Although The Making of the American Creative Class is dense with the comings and goings of unions, guilds, and businesses, the author’s writing style is lucid. You may have to read a page more than once to get the characters and their actions straight, but that’s not because Clark hasn’t laid out the proceedings with admirable clarity — these are complex stories and he tells them in detail. Of course, the struggle of creative workers over many decades defies a comprehensive summary, even in a book of this length. Still, this volume examines, in depth, a vital part of history that isn’t taught much in schools or noticed in our popular media.

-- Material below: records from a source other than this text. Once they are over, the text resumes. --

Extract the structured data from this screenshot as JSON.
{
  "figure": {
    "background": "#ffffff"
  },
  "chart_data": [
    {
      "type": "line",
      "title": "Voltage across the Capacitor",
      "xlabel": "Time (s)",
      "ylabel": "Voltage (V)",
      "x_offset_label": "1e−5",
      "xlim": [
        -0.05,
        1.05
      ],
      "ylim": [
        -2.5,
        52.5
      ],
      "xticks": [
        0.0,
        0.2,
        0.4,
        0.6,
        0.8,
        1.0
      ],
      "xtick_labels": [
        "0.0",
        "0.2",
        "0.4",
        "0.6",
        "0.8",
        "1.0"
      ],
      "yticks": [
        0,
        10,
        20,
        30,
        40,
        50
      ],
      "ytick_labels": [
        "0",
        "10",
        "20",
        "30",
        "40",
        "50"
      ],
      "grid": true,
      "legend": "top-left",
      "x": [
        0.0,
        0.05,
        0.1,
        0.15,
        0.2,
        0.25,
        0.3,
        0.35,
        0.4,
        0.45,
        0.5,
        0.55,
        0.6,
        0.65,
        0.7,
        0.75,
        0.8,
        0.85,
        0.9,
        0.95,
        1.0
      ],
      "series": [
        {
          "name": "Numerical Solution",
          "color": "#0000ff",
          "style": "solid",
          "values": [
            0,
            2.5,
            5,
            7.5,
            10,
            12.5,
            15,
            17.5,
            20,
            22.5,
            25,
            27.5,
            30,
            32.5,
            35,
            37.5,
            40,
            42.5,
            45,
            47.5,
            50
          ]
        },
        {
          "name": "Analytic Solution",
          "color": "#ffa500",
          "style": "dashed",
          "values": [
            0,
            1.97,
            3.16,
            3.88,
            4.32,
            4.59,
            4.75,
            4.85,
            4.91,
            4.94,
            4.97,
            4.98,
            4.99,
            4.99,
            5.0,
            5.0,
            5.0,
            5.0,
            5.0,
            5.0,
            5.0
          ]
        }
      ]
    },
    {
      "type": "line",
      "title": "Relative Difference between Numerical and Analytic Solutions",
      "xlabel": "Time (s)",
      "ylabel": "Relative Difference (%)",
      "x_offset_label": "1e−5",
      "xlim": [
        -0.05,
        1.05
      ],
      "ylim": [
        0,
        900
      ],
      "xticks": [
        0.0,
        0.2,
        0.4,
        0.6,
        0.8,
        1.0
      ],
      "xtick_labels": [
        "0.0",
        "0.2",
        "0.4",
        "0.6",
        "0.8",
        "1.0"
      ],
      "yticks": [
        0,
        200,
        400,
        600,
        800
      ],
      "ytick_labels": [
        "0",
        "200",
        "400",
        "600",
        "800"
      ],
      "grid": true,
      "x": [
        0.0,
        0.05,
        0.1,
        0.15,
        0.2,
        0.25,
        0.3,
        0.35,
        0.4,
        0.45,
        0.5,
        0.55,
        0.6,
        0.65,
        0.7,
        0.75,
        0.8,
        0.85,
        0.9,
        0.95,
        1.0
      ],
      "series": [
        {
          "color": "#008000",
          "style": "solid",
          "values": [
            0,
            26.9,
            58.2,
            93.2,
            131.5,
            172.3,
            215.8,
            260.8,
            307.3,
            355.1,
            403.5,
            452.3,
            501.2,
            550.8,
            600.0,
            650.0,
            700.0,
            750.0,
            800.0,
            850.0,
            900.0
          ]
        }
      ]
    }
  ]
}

Ours is a time where guilds and unions that once protected workers of all types have largely been replaced by the onerous “gig economy,” in which workers have no collective leverage to use against exploitative employers who, empowered by technology, resist offering “luxuries,” like health coverage, salary raises, paid vacations, and child-care options. (The explosion of online sales made possible by computers and the internet has profited Silicon Valley, not writers or publishers.) This history of the rise and fall of unions tells an illuminating story about creative labor’s effort to be treated with respect by the powerful. It ends happily for the 1 percent — less so for the rest of us.
Steve Provizer writes on a range of subjects, most often the arts. He is a musician and blogs about jazz here.
I remember David Quaid, a groundbreaking cinematographer based in NYC, telling me about being run off the road in Westchester County by people who he thought were part of the group of “Communists” trying to take over the local film trades union. The tension and often open warfare between trade unionists and the American Communist Party labor organizers was endemic from the 1917 Revolution and is probably still ongoing. It split the Socialist Party and hampered labor organizing not only in white collar trades but blue collar ones as well as the civil rights movement.
A divisive, unfortunate, but understandable conflict of goals, although more difficult to understand after the Russian-Nazi pact and the various Stalin trials. I remember the strife among lefties in the 1960’s around whether you identified yourself as a Trotskyite, a Leninist or an Anarchist. And whether you thought Mao’s Cultural Revolution was a good thing.
Another unfortunate feature of our human personalities is that many of us tend to “look down our noses” at people we consider less clever than we are. And this holds true, also, for people whom we don’t know except by what job they do. When I was a member of the Newspaper Guild back in the ’60s I remember conversations in which writers (I was one) would be amused by the fact that the Guild represented not just the “creative” workers at papers and magazines, but also secretaries, ad salespeople, and all sorts of other people without whom the paper couldn’t have succeeded, but whom many snooty “creatives” felt superior to. Now obviously if one is thinking clearly, one recognizes that if you want to have a successful union, it had better represent all the people who work for wages in a business, and that they had betterhave a sense of solidarity . But who thinks clearly?
The employers, needless to say, were brilliant at finding these little rifts between workers, and widening them in any way possible.
Thanks for your comment, Larry. I think mutually-felt economic pressures created a sense of solidarity among “creatives” and other workers until the 1950’s. With the recovering economy, it wasn’t difficult for owners to exploit the fissures that opened up.